The three women fell silent, but met each other’s eyes. They’d escaped similar fates. What had brought them to Crosby House bound them together.
I left them at the keyhole gardens to go find Vivian Cantrell. It was a small thing, but so much about what had happened in the last week couldn’t be pieced together in a way that made sense. Confirming the truth of the small things felt like it mattered. “Do you have a minute?” I asked Vivian when I found her at her desk in her office.
She beckoned me in. “I do. Just a few, though.”
“I’ll be quick. I visited Ben Nader in the hospital the other night. He’s awake now.”
She’d been only half paying attention, but now her chin lifted and her eyes drilled into me. “I didn’t realize you knew Mr. Nader.”
“He’s actually the reason I came to Crosby House in the first place.” I’d left that direct connection out when I’d first spoken to her, but now I needed her to know about it. “He’s part of the team working on a reality show here in town. America’s Best Bakeries.”
Recognition dawned on her face. “I knew I knew you from somewhere. You work there. At Yeast of Eden, I mean.”
I thought back, trying to remember if I’d mentioned that fact on the application or during either of my first two meetings with Vivian. I guess I hadn’t. “I do. After Ben was hit by that car, I heard he volunteered here. That’s why—”
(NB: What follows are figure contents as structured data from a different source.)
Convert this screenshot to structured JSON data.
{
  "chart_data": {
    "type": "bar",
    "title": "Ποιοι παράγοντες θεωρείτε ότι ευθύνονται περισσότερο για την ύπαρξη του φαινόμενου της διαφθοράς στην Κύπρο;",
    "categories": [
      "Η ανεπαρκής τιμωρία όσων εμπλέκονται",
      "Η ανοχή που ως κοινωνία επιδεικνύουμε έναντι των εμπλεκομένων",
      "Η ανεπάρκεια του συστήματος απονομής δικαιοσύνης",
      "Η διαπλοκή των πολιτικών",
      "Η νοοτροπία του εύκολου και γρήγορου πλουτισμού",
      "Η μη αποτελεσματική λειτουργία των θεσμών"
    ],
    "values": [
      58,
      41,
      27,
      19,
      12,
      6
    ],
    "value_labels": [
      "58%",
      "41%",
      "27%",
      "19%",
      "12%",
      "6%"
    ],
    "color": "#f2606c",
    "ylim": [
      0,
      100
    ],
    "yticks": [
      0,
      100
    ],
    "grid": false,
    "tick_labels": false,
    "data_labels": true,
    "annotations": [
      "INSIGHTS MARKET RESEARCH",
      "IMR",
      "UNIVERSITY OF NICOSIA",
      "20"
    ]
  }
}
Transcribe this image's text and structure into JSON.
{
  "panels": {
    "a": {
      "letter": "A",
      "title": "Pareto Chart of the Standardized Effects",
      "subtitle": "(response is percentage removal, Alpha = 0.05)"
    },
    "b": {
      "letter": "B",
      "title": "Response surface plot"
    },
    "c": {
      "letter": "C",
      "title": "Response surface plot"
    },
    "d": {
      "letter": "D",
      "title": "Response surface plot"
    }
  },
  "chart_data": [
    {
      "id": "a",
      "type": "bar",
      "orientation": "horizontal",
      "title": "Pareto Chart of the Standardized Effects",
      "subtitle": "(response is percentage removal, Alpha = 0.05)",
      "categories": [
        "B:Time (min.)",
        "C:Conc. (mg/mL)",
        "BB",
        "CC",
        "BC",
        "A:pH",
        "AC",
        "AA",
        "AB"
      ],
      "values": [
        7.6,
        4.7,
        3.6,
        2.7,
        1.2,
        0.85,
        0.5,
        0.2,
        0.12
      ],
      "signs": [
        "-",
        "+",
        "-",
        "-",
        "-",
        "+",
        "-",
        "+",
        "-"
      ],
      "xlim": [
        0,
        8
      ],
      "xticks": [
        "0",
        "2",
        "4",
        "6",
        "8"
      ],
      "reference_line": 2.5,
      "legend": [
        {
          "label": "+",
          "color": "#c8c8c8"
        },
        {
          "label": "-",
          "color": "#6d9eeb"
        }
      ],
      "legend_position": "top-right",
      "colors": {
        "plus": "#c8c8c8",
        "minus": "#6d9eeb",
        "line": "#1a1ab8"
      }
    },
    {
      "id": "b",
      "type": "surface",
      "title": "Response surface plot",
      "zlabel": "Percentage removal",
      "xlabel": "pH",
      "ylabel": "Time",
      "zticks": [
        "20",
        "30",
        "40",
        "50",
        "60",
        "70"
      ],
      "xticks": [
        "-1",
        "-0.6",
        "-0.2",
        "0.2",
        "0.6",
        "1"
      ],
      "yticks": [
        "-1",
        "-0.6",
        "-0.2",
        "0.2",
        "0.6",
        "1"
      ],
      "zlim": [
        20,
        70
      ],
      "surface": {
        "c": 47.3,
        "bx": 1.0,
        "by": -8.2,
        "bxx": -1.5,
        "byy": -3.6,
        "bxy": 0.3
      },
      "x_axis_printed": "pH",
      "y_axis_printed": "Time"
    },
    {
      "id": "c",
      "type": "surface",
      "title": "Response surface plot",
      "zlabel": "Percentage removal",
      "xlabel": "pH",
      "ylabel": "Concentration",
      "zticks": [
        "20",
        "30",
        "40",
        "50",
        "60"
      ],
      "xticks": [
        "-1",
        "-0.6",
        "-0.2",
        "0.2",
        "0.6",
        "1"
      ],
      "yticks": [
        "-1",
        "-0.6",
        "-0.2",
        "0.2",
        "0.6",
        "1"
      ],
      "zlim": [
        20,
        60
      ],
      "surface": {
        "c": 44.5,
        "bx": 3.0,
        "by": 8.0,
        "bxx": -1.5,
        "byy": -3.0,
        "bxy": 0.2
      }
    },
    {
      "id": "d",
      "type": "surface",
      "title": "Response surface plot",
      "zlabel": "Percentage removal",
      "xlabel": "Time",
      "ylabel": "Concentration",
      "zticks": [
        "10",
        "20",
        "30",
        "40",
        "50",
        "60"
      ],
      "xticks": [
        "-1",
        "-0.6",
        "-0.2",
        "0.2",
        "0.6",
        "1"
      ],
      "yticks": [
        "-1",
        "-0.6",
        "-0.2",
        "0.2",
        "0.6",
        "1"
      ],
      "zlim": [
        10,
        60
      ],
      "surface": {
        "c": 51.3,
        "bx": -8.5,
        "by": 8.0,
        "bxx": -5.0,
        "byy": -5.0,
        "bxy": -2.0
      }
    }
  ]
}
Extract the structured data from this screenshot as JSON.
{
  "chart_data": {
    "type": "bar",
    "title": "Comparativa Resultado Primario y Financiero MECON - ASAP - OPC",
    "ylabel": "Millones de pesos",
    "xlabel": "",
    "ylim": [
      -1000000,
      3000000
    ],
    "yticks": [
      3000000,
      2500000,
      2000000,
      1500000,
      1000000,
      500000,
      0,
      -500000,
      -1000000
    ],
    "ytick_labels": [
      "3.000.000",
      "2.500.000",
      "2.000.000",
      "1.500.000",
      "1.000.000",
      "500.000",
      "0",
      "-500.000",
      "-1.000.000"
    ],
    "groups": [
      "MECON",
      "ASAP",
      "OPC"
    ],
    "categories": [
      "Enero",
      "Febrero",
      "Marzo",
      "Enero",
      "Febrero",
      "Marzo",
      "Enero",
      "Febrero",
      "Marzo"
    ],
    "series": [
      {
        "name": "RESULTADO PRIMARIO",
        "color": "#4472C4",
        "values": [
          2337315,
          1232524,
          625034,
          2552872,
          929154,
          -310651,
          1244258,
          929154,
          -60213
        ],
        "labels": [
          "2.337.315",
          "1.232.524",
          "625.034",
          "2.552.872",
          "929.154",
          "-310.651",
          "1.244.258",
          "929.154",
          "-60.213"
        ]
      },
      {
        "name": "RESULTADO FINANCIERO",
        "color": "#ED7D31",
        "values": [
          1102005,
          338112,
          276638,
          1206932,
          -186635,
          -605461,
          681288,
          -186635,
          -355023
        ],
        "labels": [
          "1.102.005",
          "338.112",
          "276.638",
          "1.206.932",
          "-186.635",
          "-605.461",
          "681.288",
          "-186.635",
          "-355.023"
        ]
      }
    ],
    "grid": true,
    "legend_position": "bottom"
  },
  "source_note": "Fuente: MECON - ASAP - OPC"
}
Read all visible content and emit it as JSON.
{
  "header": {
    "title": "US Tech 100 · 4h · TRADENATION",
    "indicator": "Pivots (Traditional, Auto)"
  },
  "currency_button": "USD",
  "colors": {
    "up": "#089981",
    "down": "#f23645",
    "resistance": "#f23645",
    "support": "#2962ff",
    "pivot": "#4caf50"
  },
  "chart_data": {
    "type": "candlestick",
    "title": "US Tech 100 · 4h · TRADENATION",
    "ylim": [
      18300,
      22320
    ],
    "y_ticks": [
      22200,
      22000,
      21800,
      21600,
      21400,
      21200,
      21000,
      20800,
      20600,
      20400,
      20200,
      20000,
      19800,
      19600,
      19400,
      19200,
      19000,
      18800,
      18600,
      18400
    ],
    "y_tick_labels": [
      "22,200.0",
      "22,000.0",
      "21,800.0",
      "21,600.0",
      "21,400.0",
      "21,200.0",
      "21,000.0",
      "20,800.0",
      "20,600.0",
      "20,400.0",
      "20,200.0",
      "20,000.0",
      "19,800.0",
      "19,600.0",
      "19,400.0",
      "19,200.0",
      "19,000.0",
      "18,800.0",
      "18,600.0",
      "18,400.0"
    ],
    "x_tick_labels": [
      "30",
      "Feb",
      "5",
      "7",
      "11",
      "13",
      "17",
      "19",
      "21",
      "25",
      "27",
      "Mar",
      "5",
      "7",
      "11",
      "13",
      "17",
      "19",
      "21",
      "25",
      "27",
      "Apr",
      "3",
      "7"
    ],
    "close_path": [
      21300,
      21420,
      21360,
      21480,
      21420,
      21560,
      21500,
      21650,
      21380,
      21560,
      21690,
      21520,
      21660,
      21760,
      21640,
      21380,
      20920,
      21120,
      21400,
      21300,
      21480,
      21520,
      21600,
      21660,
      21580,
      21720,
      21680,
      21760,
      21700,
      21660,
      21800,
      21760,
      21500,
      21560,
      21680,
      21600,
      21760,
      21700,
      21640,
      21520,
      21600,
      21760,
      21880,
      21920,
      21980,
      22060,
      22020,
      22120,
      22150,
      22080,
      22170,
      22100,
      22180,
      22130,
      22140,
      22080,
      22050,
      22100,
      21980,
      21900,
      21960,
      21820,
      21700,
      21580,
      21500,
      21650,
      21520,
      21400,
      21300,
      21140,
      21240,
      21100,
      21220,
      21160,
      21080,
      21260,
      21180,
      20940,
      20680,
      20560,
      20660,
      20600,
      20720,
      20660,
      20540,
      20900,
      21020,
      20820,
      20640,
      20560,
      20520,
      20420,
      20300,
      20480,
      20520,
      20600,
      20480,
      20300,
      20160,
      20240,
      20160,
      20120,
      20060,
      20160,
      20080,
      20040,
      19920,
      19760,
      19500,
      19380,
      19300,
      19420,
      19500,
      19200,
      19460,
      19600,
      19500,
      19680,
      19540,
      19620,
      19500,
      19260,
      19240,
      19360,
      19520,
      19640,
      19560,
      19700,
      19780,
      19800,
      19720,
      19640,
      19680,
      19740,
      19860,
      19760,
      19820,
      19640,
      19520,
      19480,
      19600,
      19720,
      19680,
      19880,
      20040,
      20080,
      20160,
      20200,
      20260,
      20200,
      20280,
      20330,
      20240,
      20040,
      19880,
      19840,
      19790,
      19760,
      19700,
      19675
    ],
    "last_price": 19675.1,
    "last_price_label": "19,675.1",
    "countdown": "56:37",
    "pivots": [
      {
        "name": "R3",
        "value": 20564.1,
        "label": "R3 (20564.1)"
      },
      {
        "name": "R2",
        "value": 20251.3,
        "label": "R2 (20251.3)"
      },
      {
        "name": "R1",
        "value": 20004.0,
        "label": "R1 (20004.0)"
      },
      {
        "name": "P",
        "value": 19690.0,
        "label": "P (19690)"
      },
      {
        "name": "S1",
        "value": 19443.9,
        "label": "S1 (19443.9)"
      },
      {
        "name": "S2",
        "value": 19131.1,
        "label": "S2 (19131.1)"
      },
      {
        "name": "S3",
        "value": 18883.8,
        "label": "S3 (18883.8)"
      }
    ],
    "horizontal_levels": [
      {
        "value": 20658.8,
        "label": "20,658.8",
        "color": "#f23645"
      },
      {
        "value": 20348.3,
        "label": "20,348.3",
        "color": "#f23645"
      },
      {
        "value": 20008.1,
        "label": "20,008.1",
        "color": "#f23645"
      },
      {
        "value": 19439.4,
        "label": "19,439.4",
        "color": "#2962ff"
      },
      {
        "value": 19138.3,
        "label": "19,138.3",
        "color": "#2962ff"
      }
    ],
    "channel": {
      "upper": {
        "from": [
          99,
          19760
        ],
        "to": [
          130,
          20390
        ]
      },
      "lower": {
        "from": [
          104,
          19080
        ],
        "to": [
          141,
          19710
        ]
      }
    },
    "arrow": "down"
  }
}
“It sparked an interest in you to give back to those who’ve been suffering,” she said, finishing my thought more eloquently than I’d have been able to.
“It did. He did. I saw him Friday night. He’s come out of the coma he was in. He mentioned that he’d been doing some painting for you. Some of the bedrooms?”
Vivian went back to scanning the paper she held. “That’s right. He is the best kind of volunteer. He does the prep work, buys the paint, and does the work himself. I don’t know if he’ll still be able to do that after what happened, but hopefully. Eventually.”
“He was going to paint Esmé’s room?”
She pulled a file folder from a holder on her desk and flipped it open. She used her index finger as a guide as she scrolled down the information on the sheet. “Here it is. Ben painted Angie’s room. Esmé’s room. Mickey’s. Louise is next. Or, I guess we’ll see if he’s able to continue.”
He’d measured and painted. Come and gone. And, it seemed, his story of being caught by Esmé in her room checked out.